MUDANÇA NA LEGISLAÇÃO TRABALHISTA

Fim da jornada 6x1 pode impactar preços e salários no curto prazo, apontam especialistas

Especialistas avaliam que alteração na jornada de trabalho deve pressionar custos e influenciar inflação e salários inicialmente

Publicado em 22/03/2026 às 08:30
Fim da jornada 6x1 pode impactar preços e salários no curto prazo, apontam especialistas Reprodução

O fim da jornada de 6 dias de trabalho por 1 de folga, caso aprovado, deve provocar impacto nos preços relativos da economia, ao menos em um primeiro momento, avaliam especialistas consultados pelo Broadcast, sistema de notícias em tempo real do Grupo Estado. De imediato, os custos das empresas tendem a subir, uma vez que as horas trabalhadas serão reduzidas sem possibilidade de diminuição dos salários.

No médio prazo, segundo os especialistas, o mercado tende a se ajustar, com as empresas se adaptando à nova realidade, assim como ocorreu em 1988, quando a Constituição reduziu a jornada semanal de 48 para 44 horas.

A inflação, inicialmente, também pode subir, pois, segundo o sociólogo, professor e coordenador do Fórum das Centrais Sindicais, Clemente Ganz Lúcio, com um dia extra de folga, o trabalhador tende a consumir mais.

Por outro lado, para atender ao aumento da demanda, o setor produtivo precisará elevar a produção, o que pode exigir a contratação de mais funcionários e impulsionar a economia. "O resultado será de um saldo positivo para a economia", defende Ganz Lúcio.

Daniel Teles Barbosa, sócio da Valor Investimentos, também prevê que o fim da jornada 6x1 alterará os preços relativos por meio de uma melhora inevitável na massa salarial. Setores que não podem interromper suas atividades aos fins de semana precisarão buscar reposição nos dias de folga dos funcionários ou pagar horas extras.

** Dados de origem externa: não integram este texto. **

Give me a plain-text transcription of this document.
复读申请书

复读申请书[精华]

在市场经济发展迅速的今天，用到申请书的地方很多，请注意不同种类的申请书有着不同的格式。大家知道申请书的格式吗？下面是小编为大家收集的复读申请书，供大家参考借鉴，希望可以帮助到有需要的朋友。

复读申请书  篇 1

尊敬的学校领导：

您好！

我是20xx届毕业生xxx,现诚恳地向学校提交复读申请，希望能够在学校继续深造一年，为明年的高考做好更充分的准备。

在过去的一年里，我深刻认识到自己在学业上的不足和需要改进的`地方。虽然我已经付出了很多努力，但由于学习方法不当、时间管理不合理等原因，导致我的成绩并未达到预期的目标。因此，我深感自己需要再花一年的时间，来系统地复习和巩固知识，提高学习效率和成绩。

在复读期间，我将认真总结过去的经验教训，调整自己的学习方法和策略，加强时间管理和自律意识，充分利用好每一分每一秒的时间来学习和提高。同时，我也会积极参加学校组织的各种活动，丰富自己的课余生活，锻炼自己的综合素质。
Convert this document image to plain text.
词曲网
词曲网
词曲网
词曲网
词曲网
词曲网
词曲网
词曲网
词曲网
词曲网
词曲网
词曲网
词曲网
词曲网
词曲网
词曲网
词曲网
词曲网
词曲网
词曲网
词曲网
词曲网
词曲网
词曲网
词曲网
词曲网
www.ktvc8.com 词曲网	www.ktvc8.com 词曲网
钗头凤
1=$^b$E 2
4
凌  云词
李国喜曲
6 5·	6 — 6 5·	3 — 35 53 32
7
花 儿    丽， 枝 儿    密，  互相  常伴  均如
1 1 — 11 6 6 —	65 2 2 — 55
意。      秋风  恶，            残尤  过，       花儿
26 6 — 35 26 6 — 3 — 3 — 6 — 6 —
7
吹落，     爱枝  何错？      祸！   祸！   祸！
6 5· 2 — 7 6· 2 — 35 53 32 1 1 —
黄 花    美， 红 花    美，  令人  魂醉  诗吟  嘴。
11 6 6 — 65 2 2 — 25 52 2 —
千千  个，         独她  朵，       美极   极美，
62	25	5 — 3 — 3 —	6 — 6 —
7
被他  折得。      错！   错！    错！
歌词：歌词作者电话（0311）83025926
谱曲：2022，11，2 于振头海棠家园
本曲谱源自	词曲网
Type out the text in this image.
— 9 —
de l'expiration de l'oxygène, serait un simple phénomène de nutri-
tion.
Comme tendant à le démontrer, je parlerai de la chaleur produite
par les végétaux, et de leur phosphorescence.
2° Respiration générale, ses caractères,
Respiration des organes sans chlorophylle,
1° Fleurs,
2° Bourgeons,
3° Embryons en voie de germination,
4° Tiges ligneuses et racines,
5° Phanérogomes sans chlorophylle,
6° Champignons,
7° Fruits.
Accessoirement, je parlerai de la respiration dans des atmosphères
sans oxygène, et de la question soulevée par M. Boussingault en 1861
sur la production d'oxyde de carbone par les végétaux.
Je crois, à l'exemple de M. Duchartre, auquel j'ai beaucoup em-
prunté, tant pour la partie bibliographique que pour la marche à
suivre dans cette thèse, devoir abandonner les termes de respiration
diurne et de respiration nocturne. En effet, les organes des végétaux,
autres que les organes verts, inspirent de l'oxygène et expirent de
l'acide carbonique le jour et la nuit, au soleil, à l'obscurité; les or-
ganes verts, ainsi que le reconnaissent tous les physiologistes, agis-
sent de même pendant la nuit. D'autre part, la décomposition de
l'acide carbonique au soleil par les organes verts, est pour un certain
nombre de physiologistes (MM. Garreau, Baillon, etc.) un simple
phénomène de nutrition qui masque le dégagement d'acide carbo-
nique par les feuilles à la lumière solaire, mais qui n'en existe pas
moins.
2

Segundo Barbosa, em um cenário de mercado de trabalho aquecido, com escassez de mão de obra e plataformas digitais oferecendo rendas mais atrativas, o setor formal deverá melhorar salários e benefícios para atrair trabalhadores informais para empregos com horários definidos e regras mais rígidas. "Um motorista de aplicativo hoje consegue movimentar entre R$ 6 mil e R$ 9 mil por mês", afirma Teles.

De acordo com Ganz Lúcio, haverá pressão sobre os custos das empresas, principalmente nas micro e pequenas, que dependem mais de mão de obra e têm menor capacidade de automatização e inovação.

Um estudo do Instituto de Pesquisa Econômica Aplicada (Ipea) quantifica o impacto do fim da jornada 6x1 nos custos empresariais.

O efeito varia conforme o setor e o porte da empresa, indo de 0,5% a 6,5%. Empresas maiores e mais automatizadas sentirão menos pressão do que micro e pequenas.

Tendência mundial inevitável

Para Joseph Couri, presidente do Sindicato das Micro e Pequenas Indústrias do Estado de São Paulo (Simpi), a redução da jornada é uma tendência mundial, inevitável e positiva. Ele defende a melhoria da qualidade de vida do trabalhador, mas sugere que haja incentivos para que micro e pequenas empresas possam se automatizar.

Enquanto grandes associações consideram que o debate sobre o fim da jornada 6x1 não é adequado para um país com baixa produtividade e escassez de mão de obra, Couri argumenta que basta remunerar adequadamente para atrair trabalhadores.

Segundo ele, o impacto não será generalizado, pois muitas empresas já adotam jornadas de 40 horas semanais.

"Quanto menos mecanizado for o segmento, maior será o impacto do fim da jornada 6x1 sobre os custos. Quanto mais mecanizado, menor o impacto", avalia Couri, que defende contrapartidas para micro e pequenas empresas junto com a mudança.